One exception was the Mexican honeywasp, whose home range has moved northward. The honeywasps build paperlike nests where they overwinter, structures that didn’t protect them from the extreme elements. Hensley says Uri likely took a toll on the species, with probable die-offs from Austin south, though a comeback is not improbable.
Honeybees came through Uri without big die-offs, but not so the still-green landscape of a Texas winter.
”Looking at plants, you’d think it was an utter disaster,” Hensley says of the brown landscape left behind. Non-native plants were the hardest hit. Hensley says the insulating blanket of snow saved a lot of native plants, though early bloomers such as elbow bush and agarita and mountain laurel struggled or didn’t bloom at all.
WE MADE IT
One year later, Texans can find hope in every species that’s borne new fruit and leaves or eggs and babies. Biologists are taking lessons learned from Uri to improve our stewardship of Texas’ wild things and places.
”Nature is very resilient,” Hensley says. “The fish are going to recover.

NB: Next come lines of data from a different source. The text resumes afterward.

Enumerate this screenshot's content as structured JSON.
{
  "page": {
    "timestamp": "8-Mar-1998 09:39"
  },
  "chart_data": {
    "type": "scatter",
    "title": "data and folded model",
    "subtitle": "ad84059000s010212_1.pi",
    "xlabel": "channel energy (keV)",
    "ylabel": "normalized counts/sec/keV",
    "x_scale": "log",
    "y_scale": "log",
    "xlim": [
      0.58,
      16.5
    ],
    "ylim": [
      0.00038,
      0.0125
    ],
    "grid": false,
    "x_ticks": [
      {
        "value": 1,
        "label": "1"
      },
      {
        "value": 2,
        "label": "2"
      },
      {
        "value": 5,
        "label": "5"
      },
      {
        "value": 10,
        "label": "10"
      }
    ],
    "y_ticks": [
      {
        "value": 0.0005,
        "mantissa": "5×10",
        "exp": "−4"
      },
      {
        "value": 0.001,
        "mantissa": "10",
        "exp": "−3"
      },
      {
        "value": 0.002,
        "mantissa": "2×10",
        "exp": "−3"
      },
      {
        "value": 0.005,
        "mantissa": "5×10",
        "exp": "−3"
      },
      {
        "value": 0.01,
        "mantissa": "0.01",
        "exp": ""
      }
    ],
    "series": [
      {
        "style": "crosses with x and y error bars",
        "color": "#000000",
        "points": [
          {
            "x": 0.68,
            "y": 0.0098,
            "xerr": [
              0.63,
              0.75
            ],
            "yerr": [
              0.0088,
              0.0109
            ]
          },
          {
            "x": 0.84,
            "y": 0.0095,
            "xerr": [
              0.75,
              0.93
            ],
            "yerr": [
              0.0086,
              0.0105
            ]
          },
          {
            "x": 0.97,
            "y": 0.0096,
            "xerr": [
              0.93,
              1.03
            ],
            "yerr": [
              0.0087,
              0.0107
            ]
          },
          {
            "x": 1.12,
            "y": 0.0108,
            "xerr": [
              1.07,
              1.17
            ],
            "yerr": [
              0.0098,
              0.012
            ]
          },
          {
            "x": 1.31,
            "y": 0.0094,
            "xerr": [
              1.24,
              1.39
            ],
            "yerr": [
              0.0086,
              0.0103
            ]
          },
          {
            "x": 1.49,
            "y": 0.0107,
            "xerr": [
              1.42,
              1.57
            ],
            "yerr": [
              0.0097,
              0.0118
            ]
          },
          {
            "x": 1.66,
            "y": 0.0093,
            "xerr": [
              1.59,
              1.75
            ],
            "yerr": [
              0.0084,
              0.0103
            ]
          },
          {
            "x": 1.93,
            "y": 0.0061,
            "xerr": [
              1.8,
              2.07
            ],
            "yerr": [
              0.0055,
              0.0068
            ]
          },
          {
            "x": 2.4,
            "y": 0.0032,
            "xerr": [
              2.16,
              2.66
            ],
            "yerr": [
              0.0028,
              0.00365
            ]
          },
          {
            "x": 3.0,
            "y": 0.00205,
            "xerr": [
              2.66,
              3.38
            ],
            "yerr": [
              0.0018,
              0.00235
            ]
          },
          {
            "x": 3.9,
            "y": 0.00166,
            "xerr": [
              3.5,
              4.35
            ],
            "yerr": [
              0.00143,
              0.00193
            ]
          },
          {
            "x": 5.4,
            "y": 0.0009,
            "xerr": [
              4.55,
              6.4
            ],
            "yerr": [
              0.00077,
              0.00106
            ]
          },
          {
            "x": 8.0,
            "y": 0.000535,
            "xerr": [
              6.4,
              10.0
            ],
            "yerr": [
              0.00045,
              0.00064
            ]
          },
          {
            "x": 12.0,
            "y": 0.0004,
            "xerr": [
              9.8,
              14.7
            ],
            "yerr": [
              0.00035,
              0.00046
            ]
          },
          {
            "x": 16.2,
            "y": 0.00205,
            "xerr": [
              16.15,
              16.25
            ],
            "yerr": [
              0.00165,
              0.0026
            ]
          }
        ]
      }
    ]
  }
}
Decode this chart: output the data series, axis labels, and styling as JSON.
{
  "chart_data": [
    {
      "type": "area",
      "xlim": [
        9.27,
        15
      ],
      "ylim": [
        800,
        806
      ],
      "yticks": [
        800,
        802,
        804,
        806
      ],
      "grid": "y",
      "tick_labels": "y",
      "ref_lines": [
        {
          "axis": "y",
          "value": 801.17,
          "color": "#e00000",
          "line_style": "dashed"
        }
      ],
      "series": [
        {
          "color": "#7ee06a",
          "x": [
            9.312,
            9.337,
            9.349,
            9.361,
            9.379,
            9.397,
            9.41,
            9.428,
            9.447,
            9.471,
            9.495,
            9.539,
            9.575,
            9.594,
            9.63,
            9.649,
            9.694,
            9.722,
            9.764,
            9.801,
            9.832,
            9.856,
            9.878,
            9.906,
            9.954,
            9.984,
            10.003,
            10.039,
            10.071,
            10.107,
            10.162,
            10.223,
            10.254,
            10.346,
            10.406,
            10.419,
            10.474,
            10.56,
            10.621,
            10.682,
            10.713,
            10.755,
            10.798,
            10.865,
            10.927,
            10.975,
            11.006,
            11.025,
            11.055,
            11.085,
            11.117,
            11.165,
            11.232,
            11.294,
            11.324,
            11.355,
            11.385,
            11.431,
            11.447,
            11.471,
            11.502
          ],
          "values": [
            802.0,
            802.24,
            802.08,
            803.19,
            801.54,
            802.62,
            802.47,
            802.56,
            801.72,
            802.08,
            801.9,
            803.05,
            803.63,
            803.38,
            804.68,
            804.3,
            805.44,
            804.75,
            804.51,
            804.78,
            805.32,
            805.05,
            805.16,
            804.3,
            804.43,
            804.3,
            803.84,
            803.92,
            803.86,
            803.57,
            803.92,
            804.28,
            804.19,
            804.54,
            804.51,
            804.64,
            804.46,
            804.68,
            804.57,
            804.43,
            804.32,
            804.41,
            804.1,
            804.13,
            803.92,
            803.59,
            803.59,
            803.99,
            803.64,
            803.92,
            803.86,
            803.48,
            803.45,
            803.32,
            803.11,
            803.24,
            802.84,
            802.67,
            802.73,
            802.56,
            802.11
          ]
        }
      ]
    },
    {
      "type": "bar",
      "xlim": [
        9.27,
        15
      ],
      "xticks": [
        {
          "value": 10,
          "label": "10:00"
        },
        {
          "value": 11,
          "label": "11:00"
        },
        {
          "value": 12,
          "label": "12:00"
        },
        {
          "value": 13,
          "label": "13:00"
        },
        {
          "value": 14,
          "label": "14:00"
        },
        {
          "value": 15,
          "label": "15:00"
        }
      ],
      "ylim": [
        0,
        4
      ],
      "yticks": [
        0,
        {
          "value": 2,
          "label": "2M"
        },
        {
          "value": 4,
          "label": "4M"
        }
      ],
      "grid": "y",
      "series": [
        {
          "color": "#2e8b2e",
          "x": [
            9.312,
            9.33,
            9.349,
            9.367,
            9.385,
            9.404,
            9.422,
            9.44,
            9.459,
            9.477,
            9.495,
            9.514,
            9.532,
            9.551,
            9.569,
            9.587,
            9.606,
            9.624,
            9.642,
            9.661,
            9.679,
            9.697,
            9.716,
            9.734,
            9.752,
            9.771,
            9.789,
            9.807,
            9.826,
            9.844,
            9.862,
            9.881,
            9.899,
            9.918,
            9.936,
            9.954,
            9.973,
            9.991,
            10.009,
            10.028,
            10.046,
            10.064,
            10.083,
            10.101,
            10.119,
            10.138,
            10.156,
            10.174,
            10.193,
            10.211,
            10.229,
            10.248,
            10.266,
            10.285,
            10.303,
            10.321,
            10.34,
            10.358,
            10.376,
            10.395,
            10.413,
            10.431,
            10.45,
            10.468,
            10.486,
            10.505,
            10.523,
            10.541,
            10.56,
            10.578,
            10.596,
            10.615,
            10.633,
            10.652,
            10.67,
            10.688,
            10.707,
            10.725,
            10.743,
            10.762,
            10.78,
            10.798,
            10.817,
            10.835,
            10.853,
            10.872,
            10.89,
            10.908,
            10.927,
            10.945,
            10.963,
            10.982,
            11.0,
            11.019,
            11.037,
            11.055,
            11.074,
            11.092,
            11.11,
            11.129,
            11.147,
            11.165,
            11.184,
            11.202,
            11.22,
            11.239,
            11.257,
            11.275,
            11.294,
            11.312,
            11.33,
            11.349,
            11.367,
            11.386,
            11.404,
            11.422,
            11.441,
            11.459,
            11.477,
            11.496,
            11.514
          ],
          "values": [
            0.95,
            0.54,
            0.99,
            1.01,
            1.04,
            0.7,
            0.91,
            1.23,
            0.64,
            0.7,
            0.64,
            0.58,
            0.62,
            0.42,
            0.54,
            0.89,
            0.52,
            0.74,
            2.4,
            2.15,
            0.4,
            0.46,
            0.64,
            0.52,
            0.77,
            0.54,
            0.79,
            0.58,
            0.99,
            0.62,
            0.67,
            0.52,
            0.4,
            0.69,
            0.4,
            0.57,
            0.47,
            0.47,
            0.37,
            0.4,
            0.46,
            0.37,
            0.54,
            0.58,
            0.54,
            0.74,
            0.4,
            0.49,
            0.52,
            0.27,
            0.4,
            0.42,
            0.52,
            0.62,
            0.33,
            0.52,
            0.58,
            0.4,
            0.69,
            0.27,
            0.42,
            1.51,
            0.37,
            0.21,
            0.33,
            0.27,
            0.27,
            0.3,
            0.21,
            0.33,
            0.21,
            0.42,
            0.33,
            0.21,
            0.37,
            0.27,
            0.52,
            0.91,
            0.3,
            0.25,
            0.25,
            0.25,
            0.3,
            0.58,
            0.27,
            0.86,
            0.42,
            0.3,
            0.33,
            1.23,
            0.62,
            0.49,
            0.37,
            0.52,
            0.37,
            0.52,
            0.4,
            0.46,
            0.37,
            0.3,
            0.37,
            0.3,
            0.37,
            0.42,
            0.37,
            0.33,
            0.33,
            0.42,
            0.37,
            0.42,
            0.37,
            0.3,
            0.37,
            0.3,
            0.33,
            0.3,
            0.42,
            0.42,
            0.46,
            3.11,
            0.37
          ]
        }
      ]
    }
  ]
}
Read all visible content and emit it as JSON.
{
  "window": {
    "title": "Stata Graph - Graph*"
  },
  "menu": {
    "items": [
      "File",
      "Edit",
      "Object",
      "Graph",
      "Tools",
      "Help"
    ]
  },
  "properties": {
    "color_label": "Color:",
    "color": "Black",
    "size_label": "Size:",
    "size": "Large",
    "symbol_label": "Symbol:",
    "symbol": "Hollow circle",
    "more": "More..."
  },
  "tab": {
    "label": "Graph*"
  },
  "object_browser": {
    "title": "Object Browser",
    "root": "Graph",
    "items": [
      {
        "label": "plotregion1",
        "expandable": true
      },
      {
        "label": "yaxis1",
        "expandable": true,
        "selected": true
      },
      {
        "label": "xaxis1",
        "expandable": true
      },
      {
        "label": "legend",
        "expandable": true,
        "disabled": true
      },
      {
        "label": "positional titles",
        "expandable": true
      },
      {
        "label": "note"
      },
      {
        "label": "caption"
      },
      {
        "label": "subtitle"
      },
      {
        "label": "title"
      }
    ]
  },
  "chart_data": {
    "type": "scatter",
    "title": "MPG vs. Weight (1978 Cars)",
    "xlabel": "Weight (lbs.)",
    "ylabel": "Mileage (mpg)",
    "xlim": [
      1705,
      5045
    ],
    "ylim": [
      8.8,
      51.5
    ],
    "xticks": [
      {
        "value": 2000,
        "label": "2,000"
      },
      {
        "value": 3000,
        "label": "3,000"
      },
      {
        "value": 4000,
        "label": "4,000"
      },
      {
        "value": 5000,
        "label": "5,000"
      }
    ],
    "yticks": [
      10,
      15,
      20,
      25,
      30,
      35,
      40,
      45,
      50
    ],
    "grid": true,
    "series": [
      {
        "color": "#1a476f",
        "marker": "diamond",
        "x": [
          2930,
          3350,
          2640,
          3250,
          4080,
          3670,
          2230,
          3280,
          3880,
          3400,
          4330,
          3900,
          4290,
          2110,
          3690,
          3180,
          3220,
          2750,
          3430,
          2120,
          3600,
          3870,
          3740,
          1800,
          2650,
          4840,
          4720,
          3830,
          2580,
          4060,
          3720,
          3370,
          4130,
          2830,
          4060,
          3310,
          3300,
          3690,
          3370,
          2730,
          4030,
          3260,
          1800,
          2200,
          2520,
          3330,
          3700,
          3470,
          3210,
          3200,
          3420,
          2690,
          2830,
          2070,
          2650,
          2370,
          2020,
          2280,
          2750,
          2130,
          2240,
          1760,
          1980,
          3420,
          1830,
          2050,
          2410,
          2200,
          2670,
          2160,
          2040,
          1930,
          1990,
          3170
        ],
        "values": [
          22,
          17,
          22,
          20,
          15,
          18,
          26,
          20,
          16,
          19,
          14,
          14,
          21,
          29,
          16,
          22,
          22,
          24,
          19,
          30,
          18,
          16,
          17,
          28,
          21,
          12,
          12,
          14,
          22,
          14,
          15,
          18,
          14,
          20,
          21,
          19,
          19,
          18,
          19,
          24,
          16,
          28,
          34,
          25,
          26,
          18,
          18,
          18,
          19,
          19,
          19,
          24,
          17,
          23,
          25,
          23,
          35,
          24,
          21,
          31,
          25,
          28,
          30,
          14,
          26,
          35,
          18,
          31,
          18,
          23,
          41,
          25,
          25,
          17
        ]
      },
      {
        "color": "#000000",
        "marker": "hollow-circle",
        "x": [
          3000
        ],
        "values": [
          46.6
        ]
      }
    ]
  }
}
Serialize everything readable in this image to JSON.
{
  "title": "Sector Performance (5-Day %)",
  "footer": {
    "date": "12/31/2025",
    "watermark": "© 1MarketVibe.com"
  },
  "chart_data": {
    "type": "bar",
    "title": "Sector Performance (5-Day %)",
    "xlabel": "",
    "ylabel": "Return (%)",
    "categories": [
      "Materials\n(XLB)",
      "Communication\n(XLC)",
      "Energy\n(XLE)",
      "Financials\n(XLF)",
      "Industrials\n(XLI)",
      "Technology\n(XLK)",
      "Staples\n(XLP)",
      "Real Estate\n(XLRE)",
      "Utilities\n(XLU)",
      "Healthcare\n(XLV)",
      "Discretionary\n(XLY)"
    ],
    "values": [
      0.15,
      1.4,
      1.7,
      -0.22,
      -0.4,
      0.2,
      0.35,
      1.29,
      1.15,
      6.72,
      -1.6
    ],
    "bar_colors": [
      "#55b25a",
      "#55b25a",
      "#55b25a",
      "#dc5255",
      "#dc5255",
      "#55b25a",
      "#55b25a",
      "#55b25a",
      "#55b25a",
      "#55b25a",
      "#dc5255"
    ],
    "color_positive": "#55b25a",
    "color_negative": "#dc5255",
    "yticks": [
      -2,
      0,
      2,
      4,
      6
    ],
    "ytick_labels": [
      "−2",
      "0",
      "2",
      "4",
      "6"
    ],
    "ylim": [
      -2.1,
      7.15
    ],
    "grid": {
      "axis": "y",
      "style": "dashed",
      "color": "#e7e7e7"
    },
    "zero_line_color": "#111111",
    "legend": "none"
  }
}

The turtles will recover. It won’t be instantaneous; it will take time. If some of the plants were damaged, they will hopefully recover, too. Insects are out and about; wildflowers are blooming. Species will recover with time.”
How can we help? Go to iNaturalist.org and snap a picture of a wild thing in your own backyard.
”The act of being able to take action in the face of something so large and overwhelming was almost therapeutic for many people,” Evans says. “Even if you’re not able to change large swaths of habitat on your own, this (iNaturalist observations) is something anyone can do.”